ANINHA DA PRAIA - capítulo 06

Passei a freqüentar com mais assiduidade a casa de minha irmã, e em todas as vezes em que estávamos juntos, fazíamos aqueles passeios fora do corpo físico. Nunca consegui me acostumar, pra valer, com a aventura, mas me deliciava poder voar, não sentir frio ou calor, ter a leveza de uma pluma e os sentidos ampliados. Porém, ao mesmo tempo em que curtia tanta novidade, estava apreensivo por não termos tido, eu e eles, outra conversa mais séria, sobre a origem dos dons que os três apresentavam, conforme havia sido prometido.

Menos de três meses após a primeira experiência descrita, fomos, eu e meus pais, à casa de Ana, para confraternizar com Cirilo, que aniversariava naquele dia, tornando-se um adolescente de dezesseis anos. Não havia festa, porque o casal e o aniversariante preferiam o silêncio e a contemplação, fugindo de qualquer barulho ou agitação; então levamos um pote de frutas secas e sentamos nas almofadas, para bater um papo familiar, bem ameno. Meus pais dormiram ali mesmo, para não ter de voltar à noite para casa, e quando eu ia sair, meu querido sobrinho prendeu minha mão e pediu que o acompanhasse até uma edícula, que ficava bem no fundo do amplo quintal.
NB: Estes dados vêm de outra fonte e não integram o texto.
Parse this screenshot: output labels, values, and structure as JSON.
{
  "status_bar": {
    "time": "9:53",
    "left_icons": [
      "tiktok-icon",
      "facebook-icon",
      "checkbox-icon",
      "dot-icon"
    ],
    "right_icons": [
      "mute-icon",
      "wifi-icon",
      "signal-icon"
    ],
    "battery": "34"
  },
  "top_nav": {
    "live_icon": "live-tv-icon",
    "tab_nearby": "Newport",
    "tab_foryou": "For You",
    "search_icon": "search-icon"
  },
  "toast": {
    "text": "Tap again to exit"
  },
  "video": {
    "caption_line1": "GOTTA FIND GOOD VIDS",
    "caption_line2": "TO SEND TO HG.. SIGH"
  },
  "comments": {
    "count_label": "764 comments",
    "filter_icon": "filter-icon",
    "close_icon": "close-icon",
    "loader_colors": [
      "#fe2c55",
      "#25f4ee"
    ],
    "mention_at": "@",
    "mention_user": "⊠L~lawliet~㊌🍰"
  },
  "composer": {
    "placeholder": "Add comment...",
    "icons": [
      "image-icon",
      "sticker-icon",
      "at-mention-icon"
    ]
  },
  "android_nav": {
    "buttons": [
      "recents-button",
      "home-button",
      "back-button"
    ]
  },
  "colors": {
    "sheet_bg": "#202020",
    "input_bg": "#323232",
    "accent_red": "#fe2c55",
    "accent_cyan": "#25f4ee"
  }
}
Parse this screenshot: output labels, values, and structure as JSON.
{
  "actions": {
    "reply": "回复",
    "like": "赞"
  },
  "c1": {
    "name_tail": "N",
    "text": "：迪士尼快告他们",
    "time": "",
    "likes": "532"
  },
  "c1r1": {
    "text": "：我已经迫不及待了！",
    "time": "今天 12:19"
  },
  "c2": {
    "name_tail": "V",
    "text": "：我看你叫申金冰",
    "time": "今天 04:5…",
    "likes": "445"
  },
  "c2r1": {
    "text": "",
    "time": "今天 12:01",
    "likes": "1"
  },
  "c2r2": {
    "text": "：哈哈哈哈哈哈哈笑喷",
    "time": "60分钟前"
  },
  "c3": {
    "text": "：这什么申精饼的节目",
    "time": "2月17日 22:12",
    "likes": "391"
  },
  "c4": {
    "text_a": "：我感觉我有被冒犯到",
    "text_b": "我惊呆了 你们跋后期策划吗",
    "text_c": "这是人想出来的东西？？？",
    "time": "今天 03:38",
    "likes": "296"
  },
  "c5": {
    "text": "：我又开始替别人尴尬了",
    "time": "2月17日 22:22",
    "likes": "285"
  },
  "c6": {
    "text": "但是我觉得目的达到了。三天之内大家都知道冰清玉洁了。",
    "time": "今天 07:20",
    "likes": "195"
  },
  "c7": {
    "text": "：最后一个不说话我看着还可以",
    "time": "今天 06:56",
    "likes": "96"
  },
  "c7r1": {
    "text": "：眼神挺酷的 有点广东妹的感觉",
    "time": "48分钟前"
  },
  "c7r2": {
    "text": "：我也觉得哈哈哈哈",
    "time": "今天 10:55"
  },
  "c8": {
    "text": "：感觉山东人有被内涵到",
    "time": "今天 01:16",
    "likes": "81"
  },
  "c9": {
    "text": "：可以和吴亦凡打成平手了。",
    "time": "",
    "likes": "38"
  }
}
Nunca entrara lá antes, pois achava que seria um aposento ou dois de despejo, mas quando olhei, me deparei com sala muito ampla, feericamente iluminada, sem que pudesse conceber de onde viria tal luminosidade, que ondulava e fazia os desenhos nas paredes parecerem vivos. Ele notou meu espanto e pediu que ficasse tranqüilo, pois tinha que me mostrar algumas coisas. Essas algumas acabaram se tornando muitas.

Mal havíamos entrado, Ana e Breno surgiram no limiar da porta. Sorridentes, entraram e nos deram as mãos, formando uma ciranda no centro do aposento, que imediatamente passou a se alterar, com as paredes, teto e piso sumindo, dando lugar a uma espécie de bolha, na qual estávamos inseridos, e que vagava, submersa em meio líquido, entre plantas, peixes e outros animais, que logo percebi serem de natureza marinha. Estávamos sob o mar!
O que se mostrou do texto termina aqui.